As I believe I may have mentioned, I have a love-hate relationship with David Tennant’s onscreen performances.  I find him inexplicably, positively grating whenever he plays a protagonist.  (See 2011’s “Fright Might” remake, or his cringe-inducing stint as “Doctor Who.”)  But it seems to me that the man is absolutely fantastic when he plays a bad guy.  (See his frightening and hilarious role as Kilgrave the first season of “Jessica Jones” in 2015.)

“Bad Samaritan” (2018) thankfully presents us with the latter Tennant.  He musters an intensity with his eyes and his voice that are incongruous counterpoints to his innocent-looking face, and this makes him a damned good antagonist in a thriller.  (He is a highly organized, sociopathic kidnapper in this film.  I don’t think that’s much of a spoiler, as all of the film’s marketing make it clear.)  He’s a hell of a lot of fun to watch — and listen to.

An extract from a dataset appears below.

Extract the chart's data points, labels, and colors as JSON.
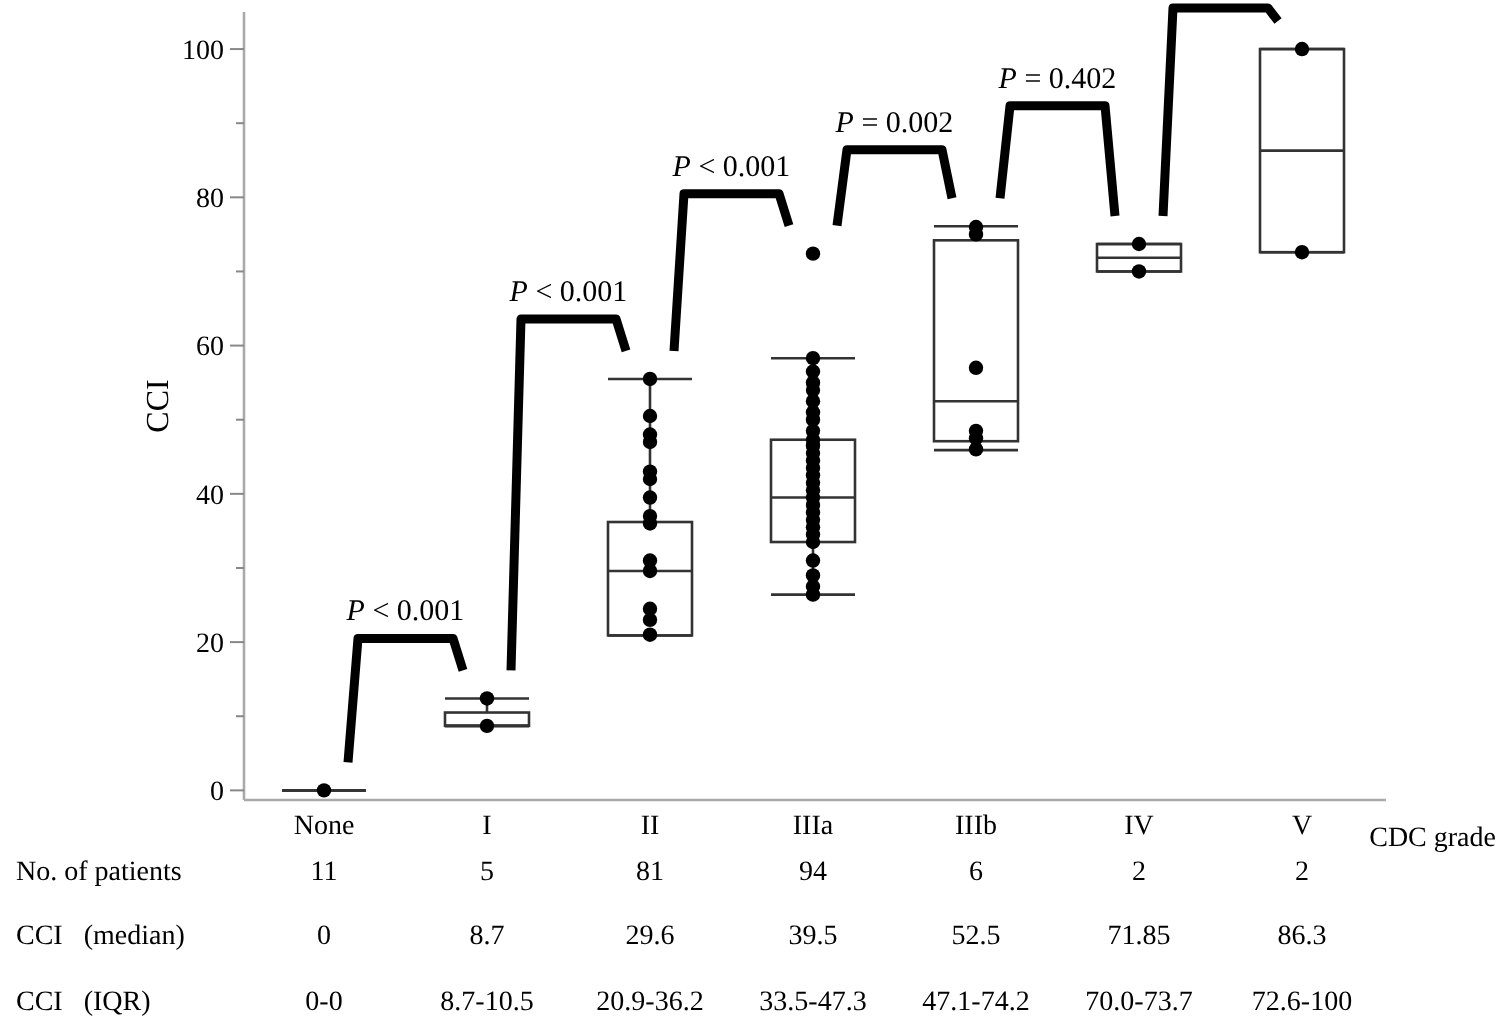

With that said, “Bad Samaritan” is an average movie — not altogether bad, but not awesomely good, either.  (I suppose I’d rate it a 7 out of 10.)  It benefits a lot from another very good actor in Robert Sheehan as its anti-heroic young protagonist.  (The plot setup here is interesting — a mild-mannered burglar discovers a psychopath’s captive while in his house, then struggles with how he can help the terrified victim of a far worse criminal than he is.)  The movie’s biggest sin seems to be that it borrows heavily from comparable genre-defining works from the likes of Thomas Harris and James Patterson.  But it’s still an enjoyable enough movie in its own right.

There’s someone else here that’s great fun to watch too — Kerry Condon as the kidnapee.  Her voice is amazing, and she’s a superb actress; I think she’s strong enough to carry another movie like this.  I just knew she looked familiar … it turns out she played Clara, the really weird woman that Rick found in the woods during Season 3 of “The Walking Dead.”  (He asks her the show’s signature “three questions.”)

She is also to voice of F.R.I.D.A.Y., Tony Stark’s on-board A.I. in several of Marvel’s “Avengers” movies.  Didn’t see that one coming.  Weird world.